Montefusco bare-hands it and throws him out. That grounder will make you a traveling salesman in a hurry!
Trailing 5-1, the Padres added an insurance run in the eighth inning.
Gene Richards swings, the ball bounces foul and hits him in the head. No harm done.
At the end, excitement maintained its hysteria.
Finley is going over to get a new piece of bat.
Even though the ball was doubled, they got it anyway.
Sanguillen is totally unpredictable to pitch to because he's so unpredictable.
Whenever you get an inflamed tendon, you've got a problem. OK, here's the next pitch to Gene Tendon.
On the mound is Randy Jones, the left-hander with the Karl Marx hairdo.
Billy Almon has all of his in-laws and outlaws here this afternoon.
He can be lethal death.
Montreal leads Atlanta by three, 5-1.
George Hendrick simply lost that sun-blown pop-up.
You walk into the locker room, and you see players with their ripping muscles and stomachs you could wash your clothes in.
Rick Miller hit only one home run last year, and that's like hitting none.
Larry Lintz steals second standing up.

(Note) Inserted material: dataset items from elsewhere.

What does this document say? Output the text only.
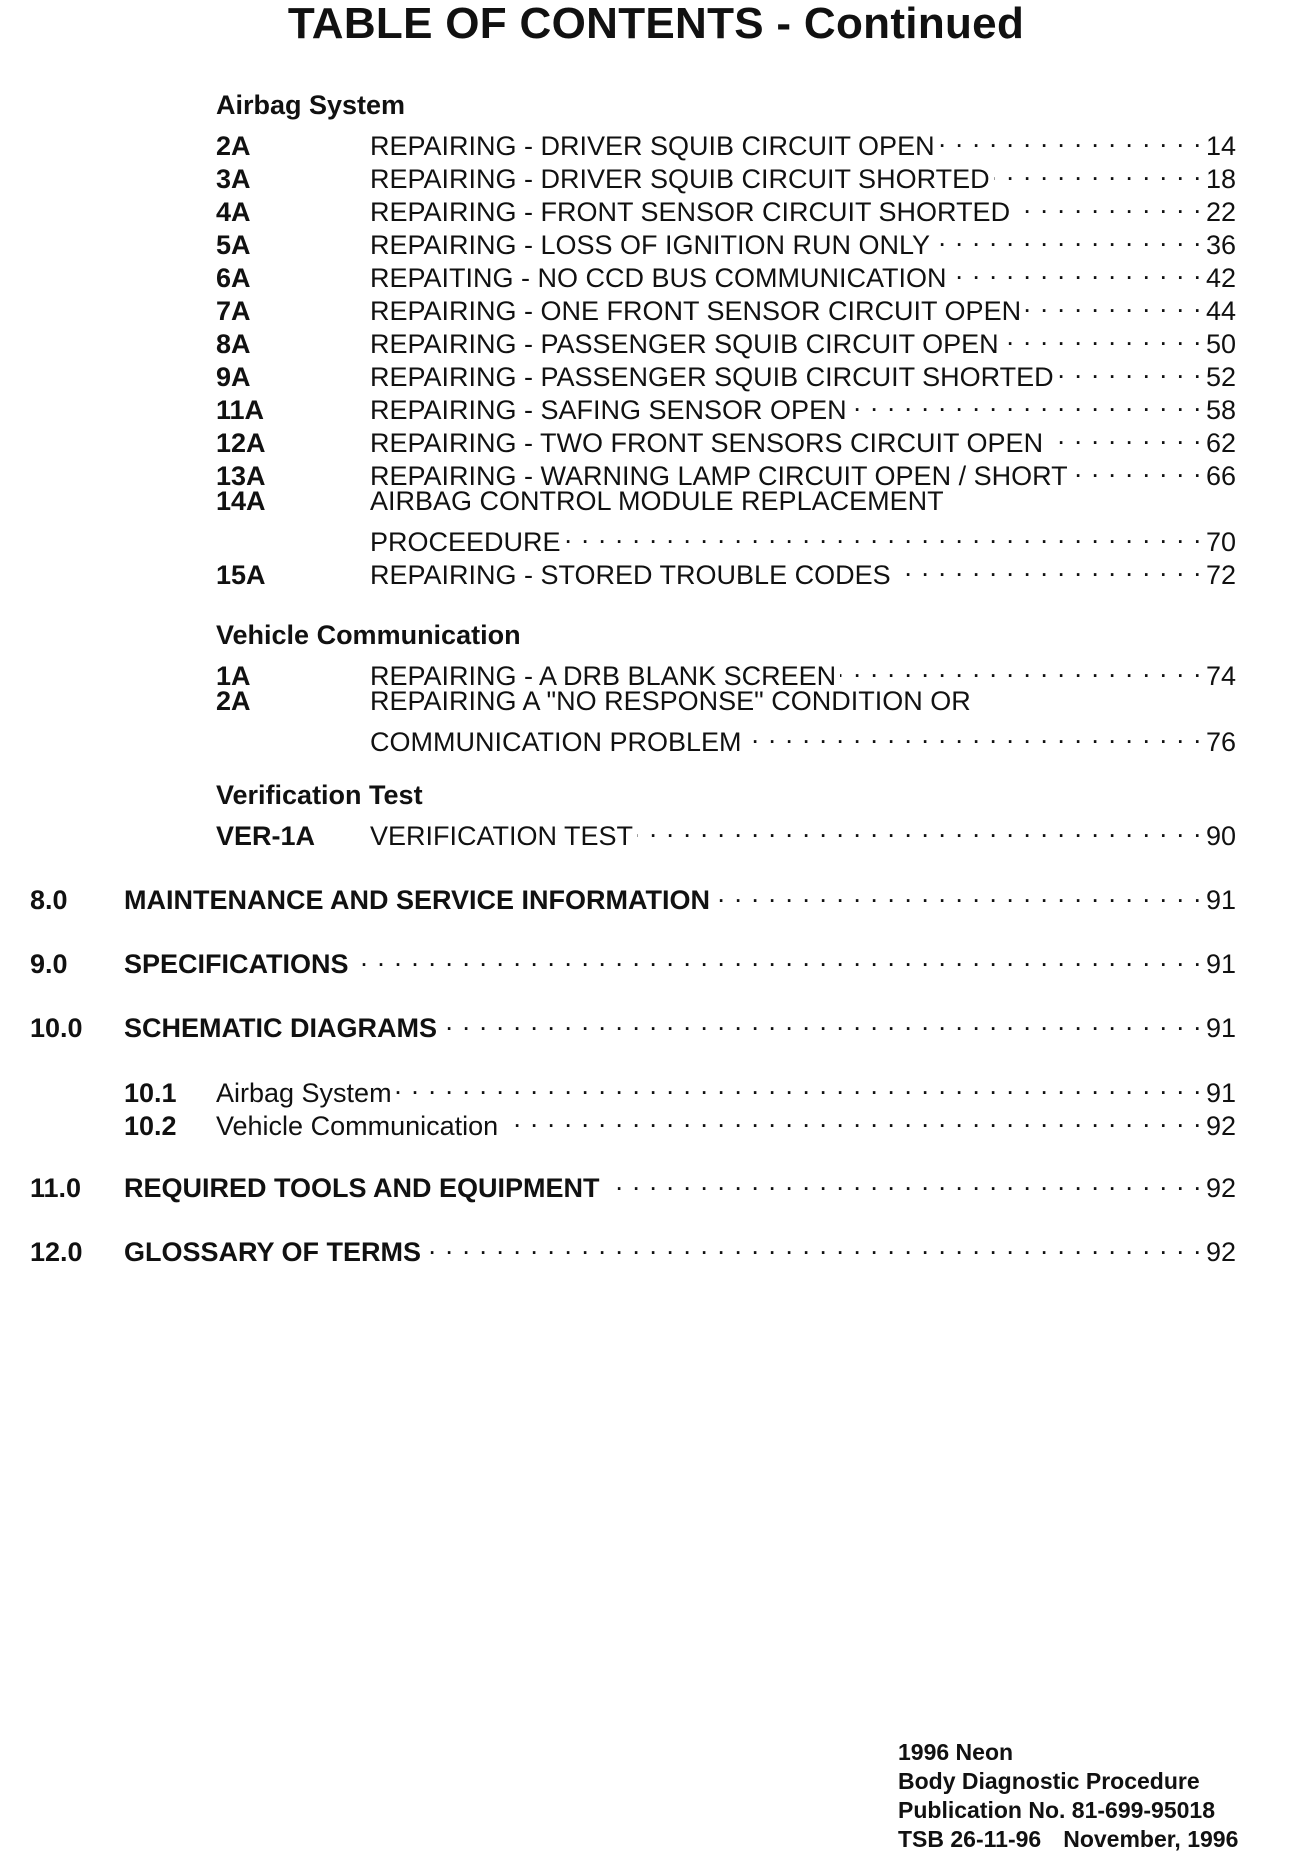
TABLE OF CONTENTS - Continued
Airbag System
2A	REPAIRING - DRIVER SQUIB CIRCUIT OPEN . . .	14
3A	REPAIRING - DRIVER SQUIB CIRCUIT SHORTED . . .	18
4A	REPAIRING - FRONT SENSOR CIRCUIT SHORTED . . .	22
5A	REPAIRING - LOSS OF IGNITION RUN ONLY . . .	36
6A	REPAITING - NO CCD BUS COMMUNICATION . . .	42
7A	REPAIRING - ONE FRONT SENSOR CIRCUIT OPEN . . .	44
8A	REPAIRING - PASSENGER SQUIB CIRCUIT OPEN . . .	50
9A	REPAIRING - PASSENGER SQUIB CIRCUIT SHORTED . . .	52
11A	REPAIRING - SAFING SENSOR OPEN . . .	58
12A	REPAIRING - TWO FRONT SENSORS CIRCUIT OPEN . . .	62
13A	REPAIRING - WARNING LAMP CIRCUIT OPEN / SHORT . . .	66
14A	AIRBAG CONTROL MODULE REPLACEMENT
PROCEEDURE . . .	70
15A	REPAIRING - STORED TROUBLE CODES . . .	72
Vehicle Communication
1A	REPAIRING - A DRB BLANK SCREEN . . .	74
2A	REPAIRING A "NO RESPONSE" CONDITION OR
COMMUNICATION PROBLEM . . .	76
Verification Test
VER-1A	VERIFICATION TEST . . .	90
8.0	MAINTENANCE AND SERVICE INFORMATION . . .	91
9.0	SPECIFICATIONS . . .	91
10.0	SCHEMATIC DIAGRAMS . . .	91
10.1	Airbag System . . .	91
10.2	Vehicle Communication . . .	92
11.0	REQUIRED TOOLS AND EQUIPMENT . . .	92
12.0	GLOSSARY OF TERMS . . .	92
1996 Neon
Body Diagnostic Procedure
Publication No. 81-699-95018
TSB 26-11-96 November, 1996
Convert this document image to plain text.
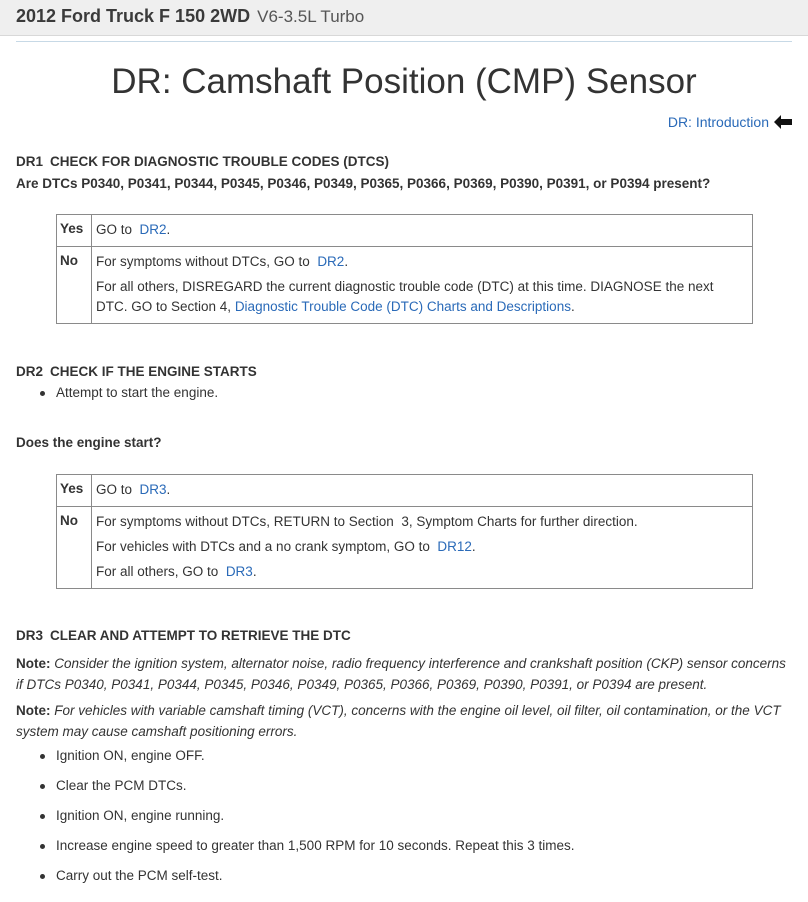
2012 Ford Truck F 150 2WD V6-3.5L Turbo
DR: Camshaft Position (CMP) Sensor
DR: Introduction
DR1 CHECK FOR DIAGNOSTIC TROUBLE CODES (DTCS)
Are DTCs P0340, P0341, P0344, P0345, P0346, P0349, P0365, P0366, P0369, P0390, P0391, or P0394 present?
Yes	GO to DR2.

No	For symptoms without DTCs, GO to DR2.
For all others, DISREGARD the current diagnostic trouble code (DTC) at this time. DIAGNOSE the next
DTC. GO to Section 4, Diagnostic Trouble Code (DTC) Charts and Descriptions.
DR2 CHECK IF THE ENGINE STARTS
Attempt to start the engine.
Does the engine start?
Yes	GO to DR3.

No	For symptoms without DTCs, RETURN to Section  3, Symptom Charts for further direction.
For vehicles with DTCs and a no crank symptom, GO to DR12.
For all others, GO to DR3.
DR3 CLEAR AND ATTEMPT TO RETRIEVE THE DTC
Note: Consider the ignition system, alternator noise, radio frequency interference and crankshaft position (CKP) sensor concerns if DTCs P0340, P0341, P0344, P0345, P0346, P0349, P0365, P0366, P0369, P0390, P0391, or P0394 are present.
Note: For vehicles with variable camshaft timing (VCT), concerns with the engine oil level, oil filter, oil contamination, or the VCT system may cause camshaft positioning errors.
Ignition ON, engine OFF.
Clear the PCM DTCs.
Ignition ON, engine running.
Increase engine speed to greater than 1,500 RPM for 10 seconds. Repeat this 3 times.
Carry out the PCM self-test.
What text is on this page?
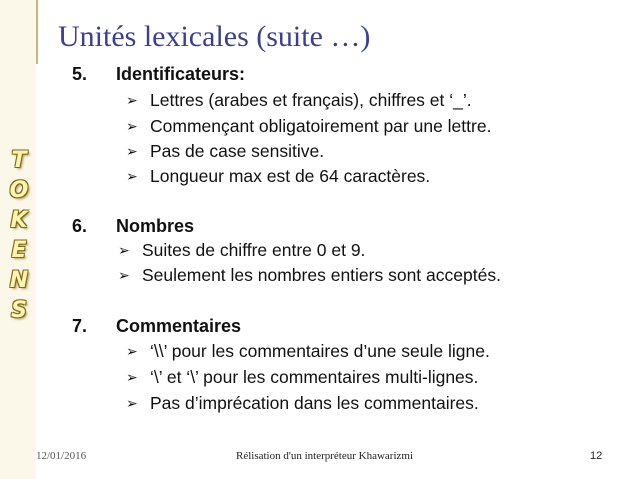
Unités lexicales (suite …)
T
O
K
E
N
S
5. Identificateurs:
➢ Lettres (arabes et français), chiffres et ‘_’.
➢ Commençant obligatoirement par une lettre.
➢ Pas de case sensitive.
➢ Longueur max est de 64 caractères.
6. Nombres
➢ Suites de chiffre entre 0 et 9.
➢ Seulement les nombres entiers sont acceptés.
7. Commentaires
➢ ‘\\’ pour les commentaires d’une seule ligne.
➢ ‘\’ et ‘\’ pour les commentaires multi-lignes.
➢ Pas d’imprécation dans les commentaires.
12/01/2016	Rélisation d'un interpréteur Khawarizmi	12
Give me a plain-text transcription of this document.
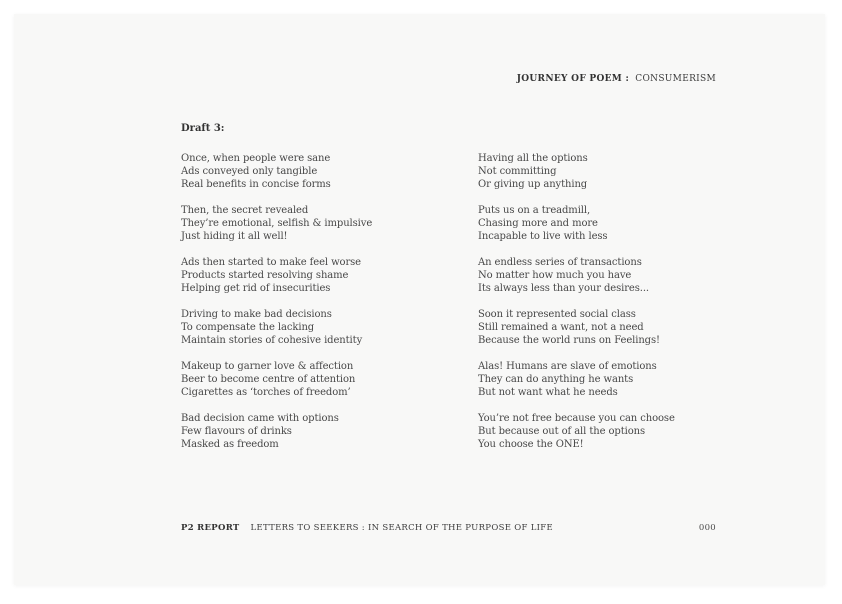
JOURNEY OF POEM : CONSUMERISM
Draft 3:
Once, when people were sane
Ads conveyed only tangible
Real benefits in concise forms
Then, the secret revealed
They’re emotional, selfish & impulsive
Just hiding it all well!
Ads then started to make feel worse
Products started resolving shame
Helping get rid of insecurities
Driving to make bad decisions
To compensate the lacking
Maintain stories of cohesive identity
Makeup to garner love & affection
Beer to become centre of attention
Cigarettes as ‘torches of freedom’
Bad decision came with options
Few flavours of drinks
Masked as freedom
Having all the options
Not committing
Or giving up anything
Puts us on a treadmill,
Chasing more and more
Incapable to live with less
An endless series of transactions
No matter how much you have
Its always less than your desires...
Soon it represented social class
Still remained a want, not a need
Because the world runs on Feelings!
Alas! Humans are slave of emotions
They can do anything he wants
But not want what he needs
You’re not free because you can choose
But because out of all the options
You choose the ONE!
P2 REPORT LETTERS TO SEEKERS : IN SEARCH OF THE PURPOSE OF LIFE	000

He slid, but he didn't have to.
I don't mean he missed him, but he just didn't get him when he put the tag on him.
Many people think the Cards at the end of the wire will cross the finish line first.
That home run ties it up, 1-0.
From the way Denny's shaking his head, he's either got an injured shoulder or a gnat in his eye.
The last time Pena faced the Padres, the Dodgers scratched for a run to tie the game and then went on to win 4-0.
Larry Moffett is 6' 3". Last year he was 6" 6".
That was like swatting June bugs off a fly.
If ever an error had "F" written on it, that grounder did.